Make your cron jobs foolproof: I ran into an issue during the middle of my data collection where my cron job failed to run. When setting up your cron job, make sure that you are using directories and files that you know you can keep from changing during the data collection process.
If you know your dataset is going to be large, store it in an AWS S3 bucket from the beginning: Halfway through my project, my dataset grew too large to store on Github. If you know you are going to be working with datasets over 100MB, store them in an AWS S3 bucket from the very beginning. This will save you from problems pushing to Github in the future when your file becomes too big.
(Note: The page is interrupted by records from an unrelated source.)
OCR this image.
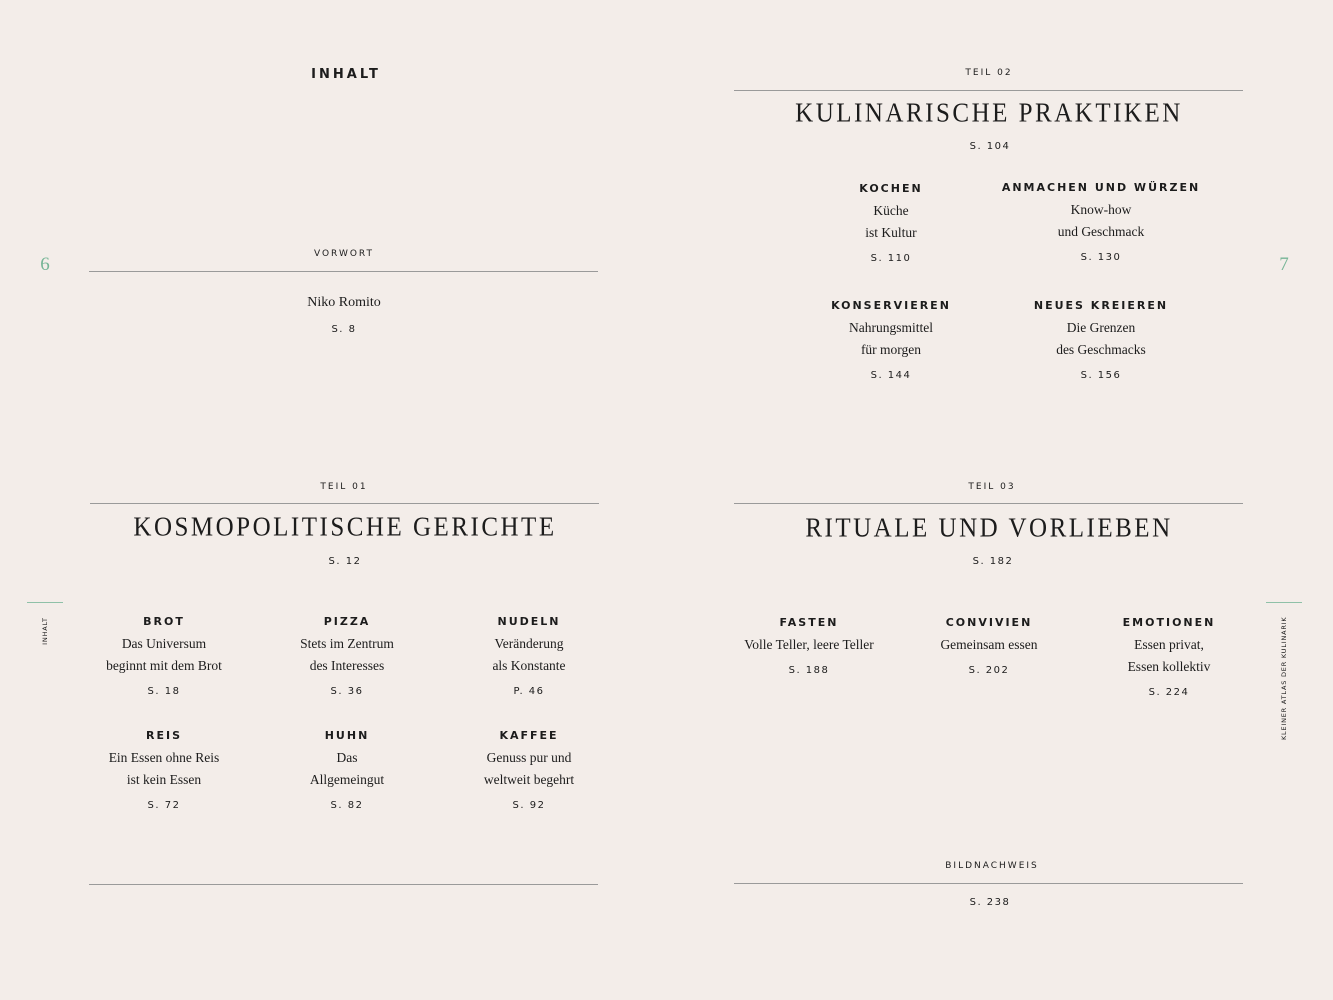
INHALT
6
INHALT
VORWORT
Niko Romito
S. 8
TEIL 01
KOSMOPOLITISCHE GERICHTE
S. 12
BROT
Das Universum
beginnt mit dem Brot
S. 18
PIZZA
Stets im Zentrum
des Interesses
S. 36
NUDELN
Veränderung
als Konstante
P. 46
REIS
Ein Essen ohne Reis
ist kein Essen
S. 72
HUHN
Das
Allgemeingut
S. 82
KAFFEE
Genuss pur und
weltweit begehrt
S. 92
7
KLEINER ATLAS DER KULINARIK
TEIL 02
KULINARISCHE PRAKTIKEN
S. 104
KOCHEN
Küche
ist Kultur
S. 110
ANMACHEN UND WÜRZEN
Know-how
und Geschmack
S. 130
KONSERVIEREN
Nahrungsmittel
für morgen
S. 144
NEUES KREIEREN
Die Grenzen
des Geschmacks
S. 156
TEIL 03
RITUALE UND VORLIEBEN
S. 182
FASTEN
Volle Teller, leere Teller
S. 188
CONVIVIEN
Gemeinsam essen
S. 202
EMOTIONEN
Essen privat,
Essen kollektiv
S. 224
BILDNACHWEIS
S. 238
It is incredibly annoying to get your plots right when you have a large dataset: When working on plots, where possible, use a smaller subset of your data to make sure the legends, axis labels, titles, etc. all look good then run it once on your larger dataset. This will prevent you from having to wait 5-10 minutes for a plot to load when the only change you made was ax.legend(fontsize=15) to ax.legend(fontsize=16)
HTML is hard. Learning how to use Github.io pages properly is worth it.: Github pages is powered by Jekyll, Ruby software designed for static sites and optimized for a blog format. You can edit the content directly in Github but it often takes much longer iterate than setting up a Jekyll server on your local machine. The main aspects to focus on are your homepage (index.html or index.md) and the Layout you choose.

Future Work

If I were to improve this project in the future, I would use a NoSQL or unstructured database to store the data. MongoDBs are perfect for storing GTFS-RT feeds because the feed will have some entity’s that are on trip while others are not and they can all be stored in the same place without having to worry about missing variables.